L’ennui qui l’avait torturé pendant de si nombreuses années l’a soudain quitté, cet ennui issu d’un manque.

 

Quelques nouveaux souvenirs émergent, certains d’entre eux étant donnés grâce à des révélations tardives de la part de ses proches.

Ainsi, apprenons-nous que Juliet fut pris de migraine suite à la première parution d’un de ses écrits et à la rencontre avec ses lecteurs. On apprend également que ses frères et soeur furent maltraités par leur famille d’accueil respective.

Séparés de leurs mère et père, les enfants étaient considérés « socialement inférieurs qu’on pouvait blesser, malmener. »

 

 

De l’expérience de l’écriture, il rappelle qu’il met du temps à écrire : « il me faut remâcher les mots que j’emploie. »

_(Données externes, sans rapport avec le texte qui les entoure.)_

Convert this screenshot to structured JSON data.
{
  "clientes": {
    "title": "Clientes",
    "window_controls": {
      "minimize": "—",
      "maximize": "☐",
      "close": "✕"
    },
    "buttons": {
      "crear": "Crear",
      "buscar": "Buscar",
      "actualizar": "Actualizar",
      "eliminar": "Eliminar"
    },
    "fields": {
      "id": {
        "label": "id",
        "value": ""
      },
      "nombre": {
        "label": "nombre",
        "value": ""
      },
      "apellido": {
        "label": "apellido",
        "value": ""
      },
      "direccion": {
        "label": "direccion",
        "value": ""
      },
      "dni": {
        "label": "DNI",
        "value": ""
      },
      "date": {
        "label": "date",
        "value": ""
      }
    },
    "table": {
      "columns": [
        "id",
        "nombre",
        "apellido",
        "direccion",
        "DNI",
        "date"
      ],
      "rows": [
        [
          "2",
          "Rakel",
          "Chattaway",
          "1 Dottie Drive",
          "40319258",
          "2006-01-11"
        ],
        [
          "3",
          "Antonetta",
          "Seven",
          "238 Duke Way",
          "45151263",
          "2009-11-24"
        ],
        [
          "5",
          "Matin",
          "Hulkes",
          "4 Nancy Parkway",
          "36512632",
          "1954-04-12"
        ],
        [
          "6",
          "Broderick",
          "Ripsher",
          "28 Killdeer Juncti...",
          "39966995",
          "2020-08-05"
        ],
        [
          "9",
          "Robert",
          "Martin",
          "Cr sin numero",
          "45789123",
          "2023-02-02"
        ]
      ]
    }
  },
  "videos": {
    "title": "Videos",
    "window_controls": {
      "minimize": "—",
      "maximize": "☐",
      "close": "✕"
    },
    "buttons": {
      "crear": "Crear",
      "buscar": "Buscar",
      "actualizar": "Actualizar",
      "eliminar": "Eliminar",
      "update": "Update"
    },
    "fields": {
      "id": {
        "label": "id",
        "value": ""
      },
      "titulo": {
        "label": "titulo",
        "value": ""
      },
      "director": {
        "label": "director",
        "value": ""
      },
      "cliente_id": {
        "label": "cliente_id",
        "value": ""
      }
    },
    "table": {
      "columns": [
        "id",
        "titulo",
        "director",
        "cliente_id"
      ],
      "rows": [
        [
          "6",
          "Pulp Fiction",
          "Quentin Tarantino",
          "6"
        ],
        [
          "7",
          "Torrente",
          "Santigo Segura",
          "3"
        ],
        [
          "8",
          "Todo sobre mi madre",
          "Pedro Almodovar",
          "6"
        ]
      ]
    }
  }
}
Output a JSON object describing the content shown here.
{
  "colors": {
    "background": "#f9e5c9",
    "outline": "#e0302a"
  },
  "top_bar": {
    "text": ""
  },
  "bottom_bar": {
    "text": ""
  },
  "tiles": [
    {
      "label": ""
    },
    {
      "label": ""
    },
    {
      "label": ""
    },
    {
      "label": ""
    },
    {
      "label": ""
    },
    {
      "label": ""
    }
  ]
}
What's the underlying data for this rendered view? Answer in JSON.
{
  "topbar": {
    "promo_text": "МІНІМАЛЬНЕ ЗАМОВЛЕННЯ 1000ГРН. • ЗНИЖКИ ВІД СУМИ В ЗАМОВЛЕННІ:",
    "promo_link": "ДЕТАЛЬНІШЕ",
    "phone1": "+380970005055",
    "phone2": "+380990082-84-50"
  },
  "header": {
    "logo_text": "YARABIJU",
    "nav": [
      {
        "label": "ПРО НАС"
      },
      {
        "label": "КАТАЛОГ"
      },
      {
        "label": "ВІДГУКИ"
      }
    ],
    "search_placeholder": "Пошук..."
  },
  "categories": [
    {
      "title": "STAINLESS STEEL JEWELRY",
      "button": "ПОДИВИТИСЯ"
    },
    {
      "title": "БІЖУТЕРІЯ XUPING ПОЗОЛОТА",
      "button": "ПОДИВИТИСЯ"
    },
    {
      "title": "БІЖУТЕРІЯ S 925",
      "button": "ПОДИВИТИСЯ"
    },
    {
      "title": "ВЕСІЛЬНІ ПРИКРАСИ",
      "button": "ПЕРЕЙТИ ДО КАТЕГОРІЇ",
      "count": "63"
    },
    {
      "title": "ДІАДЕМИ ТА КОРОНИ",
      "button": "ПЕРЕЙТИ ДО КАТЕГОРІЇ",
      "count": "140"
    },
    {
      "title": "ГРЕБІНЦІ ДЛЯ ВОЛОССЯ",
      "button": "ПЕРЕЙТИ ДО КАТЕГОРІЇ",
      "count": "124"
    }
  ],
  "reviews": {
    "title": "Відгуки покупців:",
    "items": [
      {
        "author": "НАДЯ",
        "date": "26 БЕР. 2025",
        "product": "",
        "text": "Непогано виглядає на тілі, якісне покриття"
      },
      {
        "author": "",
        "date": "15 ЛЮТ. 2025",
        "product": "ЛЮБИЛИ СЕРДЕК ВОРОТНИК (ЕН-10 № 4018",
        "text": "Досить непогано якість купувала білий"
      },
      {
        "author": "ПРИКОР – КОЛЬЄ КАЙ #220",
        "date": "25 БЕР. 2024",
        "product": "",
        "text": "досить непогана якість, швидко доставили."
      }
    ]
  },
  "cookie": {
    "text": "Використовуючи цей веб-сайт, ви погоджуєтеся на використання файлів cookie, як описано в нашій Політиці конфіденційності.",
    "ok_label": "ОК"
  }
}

Charles Juliet tient longtemps « la mère » dans la bouche avant de s’en libérer, de la libérer. La révélation de l’intime dans ses écrits tout autant que dans ceux des autres écrivains est essentielle.

La singularité est recherchée et traduite par un style.

 

L’entretien développe et achève tout le cheminement d’un trajet, d’une expérience, d’une pensée d’un être suivant le rythme d’une marche ternaire.

Comme Charles Juliet a freiné l’émergence de l’Inconscient pendant de longues années, le travail a été plus lent.

L’auteur a laissé peu de place au déploiement de l’imaginaire.

A peine une phrase inscrite, qu’il revenait sur celle-ci pour la corriger, cela est bien le contraire de « l’abandon », excepté en poésie où il précise la coulée des mots de manière incontrôlée.

 

Laisser une trace tient à coeur à Charles Juliet. C’est aussi la peur de disparaître qui fait devenir créateur.